Our work focused on the evaluation of the dendrometrical and morphological descriptors of P. erinaceus and showed interpopulation differences. The most discriminating characteristics of the leaf (width of the leaf and the terminal leaflet), fruit (length and width), and seed (length and weight) suggest three morphotypes. Our quantitative descriptors helped to distinguish the presence of morphotypes and discerned the most important factors for setting up selection and P. erinaceus domestication programs. For example, “Oti-Kéran (OK) + Fazao-Malfakassa (FM)” and “Abdoulaye (AB)” groups’ individuals have the best forest characteristics such as long leaves and large fruits containing long and heavy seeds. The knowledge gained from these works could be used, in addition to the information derived from recent studies on the technological qualities of wood species, in the context of the selection of ligneous plants that respond to the concerns of forest stakeholders as well as local communities.
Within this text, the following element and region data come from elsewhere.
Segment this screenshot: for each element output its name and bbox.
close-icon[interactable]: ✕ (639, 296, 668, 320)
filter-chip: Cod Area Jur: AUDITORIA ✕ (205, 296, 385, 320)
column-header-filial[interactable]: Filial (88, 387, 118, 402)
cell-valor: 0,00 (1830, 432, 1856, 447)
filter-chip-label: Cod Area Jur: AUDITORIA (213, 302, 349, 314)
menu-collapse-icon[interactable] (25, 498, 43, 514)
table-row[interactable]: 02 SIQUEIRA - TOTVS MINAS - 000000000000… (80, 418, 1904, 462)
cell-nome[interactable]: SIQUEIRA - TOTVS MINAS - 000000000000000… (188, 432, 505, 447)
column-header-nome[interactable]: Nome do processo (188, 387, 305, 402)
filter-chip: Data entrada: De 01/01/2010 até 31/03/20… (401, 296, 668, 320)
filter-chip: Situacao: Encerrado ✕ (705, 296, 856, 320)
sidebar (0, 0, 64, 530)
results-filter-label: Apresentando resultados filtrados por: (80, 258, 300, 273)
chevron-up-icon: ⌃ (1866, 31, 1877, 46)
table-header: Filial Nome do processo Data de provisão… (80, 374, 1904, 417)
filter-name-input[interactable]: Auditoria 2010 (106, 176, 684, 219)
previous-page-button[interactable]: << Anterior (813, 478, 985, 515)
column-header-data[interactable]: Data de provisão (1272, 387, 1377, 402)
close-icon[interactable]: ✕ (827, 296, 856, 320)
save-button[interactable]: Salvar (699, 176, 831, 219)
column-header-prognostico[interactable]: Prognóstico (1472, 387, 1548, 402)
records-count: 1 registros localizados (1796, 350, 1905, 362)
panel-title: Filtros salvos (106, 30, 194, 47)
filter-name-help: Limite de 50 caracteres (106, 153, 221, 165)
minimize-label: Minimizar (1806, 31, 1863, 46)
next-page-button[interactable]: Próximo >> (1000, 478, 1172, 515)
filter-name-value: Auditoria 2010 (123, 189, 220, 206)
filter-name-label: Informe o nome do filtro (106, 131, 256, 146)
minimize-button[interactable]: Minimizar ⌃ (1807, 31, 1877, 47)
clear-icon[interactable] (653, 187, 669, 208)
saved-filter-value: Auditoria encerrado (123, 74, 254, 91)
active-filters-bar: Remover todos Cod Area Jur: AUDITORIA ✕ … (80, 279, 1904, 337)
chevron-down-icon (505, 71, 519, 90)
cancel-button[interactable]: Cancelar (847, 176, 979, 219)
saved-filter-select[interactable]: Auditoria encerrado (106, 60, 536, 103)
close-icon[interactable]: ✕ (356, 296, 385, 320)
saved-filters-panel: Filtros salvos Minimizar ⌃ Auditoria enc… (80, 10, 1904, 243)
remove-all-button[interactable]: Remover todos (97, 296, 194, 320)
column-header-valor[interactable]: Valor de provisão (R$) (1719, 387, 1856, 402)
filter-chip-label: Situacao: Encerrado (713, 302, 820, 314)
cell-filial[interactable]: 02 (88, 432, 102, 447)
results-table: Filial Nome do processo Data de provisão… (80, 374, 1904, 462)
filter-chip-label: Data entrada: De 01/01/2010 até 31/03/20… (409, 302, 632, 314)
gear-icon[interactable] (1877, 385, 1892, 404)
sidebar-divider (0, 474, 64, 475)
In-depth studies on the phenology of the species, the strategies, and genetic diversity would make it possible to better understand the forestry of the species in order to guarantee its sustainable conservation.

Data Availability

The data used to support the findings of this study are available from the corresponding author upon request.

Conflicts of Interest

The authors declare that they have no conflicts of interest.

Acknowledgments

The authors wish to thank the following grant entities for their financial support: Sud Expert Plantes Développement Durable (SEP2D) program (AAP1-45) and Agence Universitaire de la Francophonie (AUF) (DRAO-1448-2019-02).